Sanctions reversed against employer
Claimant Nolan tested positive for meth and marijuana following a pick-up accident where he lost control for unknown reasons, which caused severe injuries. Claimant became paralyzed and died three months after the accident. The employer denied all benefits and the judge imposed sanctions of over $10,000 in attorneys fees against Degussa Admixtures for withholding benefits.On appeal the Commission vacated the sanction of attorneys fees, and imposed 15% penalty on all benefits, including medical bills. On first appeal, the court remanded the case to the Commission to brief the issue of costs under §287.560, as the Commission did not provide due process to the claimant before vacating the award of sanctions. The Commission on second round found the defense reasonable to assert based on the positive drug tests. Claimant appealed again, and the court found the court affirmed the decision to vacate sanctions against the employer, rejected the disparate points of error did not establish the Commission's decision was clearly against the logic of the circumstances and so unreasonable and arbitrary to shock one’s sense of justice.

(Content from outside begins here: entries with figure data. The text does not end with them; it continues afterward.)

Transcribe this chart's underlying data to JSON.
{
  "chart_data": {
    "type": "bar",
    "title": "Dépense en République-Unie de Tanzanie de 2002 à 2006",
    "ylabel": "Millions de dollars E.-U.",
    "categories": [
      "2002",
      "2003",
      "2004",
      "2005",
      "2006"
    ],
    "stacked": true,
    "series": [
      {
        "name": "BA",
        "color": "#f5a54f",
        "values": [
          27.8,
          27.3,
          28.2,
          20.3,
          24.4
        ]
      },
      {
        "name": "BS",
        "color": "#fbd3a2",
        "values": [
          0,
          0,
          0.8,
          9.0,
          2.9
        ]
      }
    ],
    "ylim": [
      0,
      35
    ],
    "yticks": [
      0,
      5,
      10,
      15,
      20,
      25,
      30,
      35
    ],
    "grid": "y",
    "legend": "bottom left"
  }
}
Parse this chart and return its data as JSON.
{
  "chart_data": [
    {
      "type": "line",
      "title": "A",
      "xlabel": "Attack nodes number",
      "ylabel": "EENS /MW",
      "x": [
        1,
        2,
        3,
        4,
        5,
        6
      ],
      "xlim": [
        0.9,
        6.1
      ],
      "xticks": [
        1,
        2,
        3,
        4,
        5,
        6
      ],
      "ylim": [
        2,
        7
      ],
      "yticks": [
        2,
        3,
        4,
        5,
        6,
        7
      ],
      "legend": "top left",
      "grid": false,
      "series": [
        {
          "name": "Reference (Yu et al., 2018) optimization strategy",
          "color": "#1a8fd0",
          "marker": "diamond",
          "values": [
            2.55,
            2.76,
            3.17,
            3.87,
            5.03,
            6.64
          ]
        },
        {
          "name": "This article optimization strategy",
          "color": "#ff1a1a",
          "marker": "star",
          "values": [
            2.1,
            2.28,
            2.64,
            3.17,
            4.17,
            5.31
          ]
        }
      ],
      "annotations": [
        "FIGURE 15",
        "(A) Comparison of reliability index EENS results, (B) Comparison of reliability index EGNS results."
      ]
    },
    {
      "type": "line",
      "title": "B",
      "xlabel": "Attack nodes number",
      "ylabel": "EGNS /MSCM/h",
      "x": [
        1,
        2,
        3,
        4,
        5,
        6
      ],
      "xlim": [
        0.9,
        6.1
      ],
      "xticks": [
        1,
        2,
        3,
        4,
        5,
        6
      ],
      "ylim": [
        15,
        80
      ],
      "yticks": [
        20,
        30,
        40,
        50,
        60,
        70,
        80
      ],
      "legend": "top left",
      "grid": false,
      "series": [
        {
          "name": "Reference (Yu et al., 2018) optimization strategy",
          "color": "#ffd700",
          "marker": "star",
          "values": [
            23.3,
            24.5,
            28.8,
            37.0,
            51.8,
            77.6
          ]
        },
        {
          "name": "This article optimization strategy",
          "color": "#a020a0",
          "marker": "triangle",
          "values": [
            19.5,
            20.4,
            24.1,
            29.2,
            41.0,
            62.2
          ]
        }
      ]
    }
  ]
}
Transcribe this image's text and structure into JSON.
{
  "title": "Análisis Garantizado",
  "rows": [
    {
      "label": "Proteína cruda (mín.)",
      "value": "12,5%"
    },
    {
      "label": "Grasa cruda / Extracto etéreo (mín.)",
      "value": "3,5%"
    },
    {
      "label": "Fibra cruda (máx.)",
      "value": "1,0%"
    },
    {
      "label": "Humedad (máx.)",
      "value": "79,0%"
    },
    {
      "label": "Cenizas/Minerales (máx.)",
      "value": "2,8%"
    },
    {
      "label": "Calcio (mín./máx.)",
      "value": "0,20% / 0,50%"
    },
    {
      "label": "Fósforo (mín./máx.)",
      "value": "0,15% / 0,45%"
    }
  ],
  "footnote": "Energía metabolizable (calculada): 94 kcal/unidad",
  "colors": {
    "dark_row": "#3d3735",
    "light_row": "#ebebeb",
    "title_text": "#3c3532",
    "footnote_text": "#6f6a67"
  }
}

The decision is Nolan v Degussa Admixtures, Inc., No. 29282 (Mo. App SD 1-14-09)Although it is not clear from this recent court of appeals decision, the Commission case reports the employer had denied 100% of benefits instead of invoking the 15% penalty, and a dissenting commissioner criticized the employer and argued it failed to offer sufficient evidence that the "use of" any drugs "caused" the accident.




ILLINOIS - Sanctions after settlement
In the Illinois case Burzic v Illinois Workers' Compensation Commission, No. 1-08-2303 (April 28, 2009), claimant settled "any and all issues" for $175,000 following a 2002 injury with a back strain, and before the settlement he sought sanctions under 7090.2 and 4(c) for terminating claimant's vocational services in 2006. The lower court dismissed for lack of jurisdiction. The 1st District found the petition not precluded by the prior settlement and jurisdiction existed to consider the demand for sanctions, but found the facts did not establish a "policy of unfairness", rejecting claimant's contention that a single act supported an award of sanctions. "A single course of action in an individual case does not a policy make." The employer noted that claimant had dress code problems, attendance issues, and was a Bosnian with poor command of English.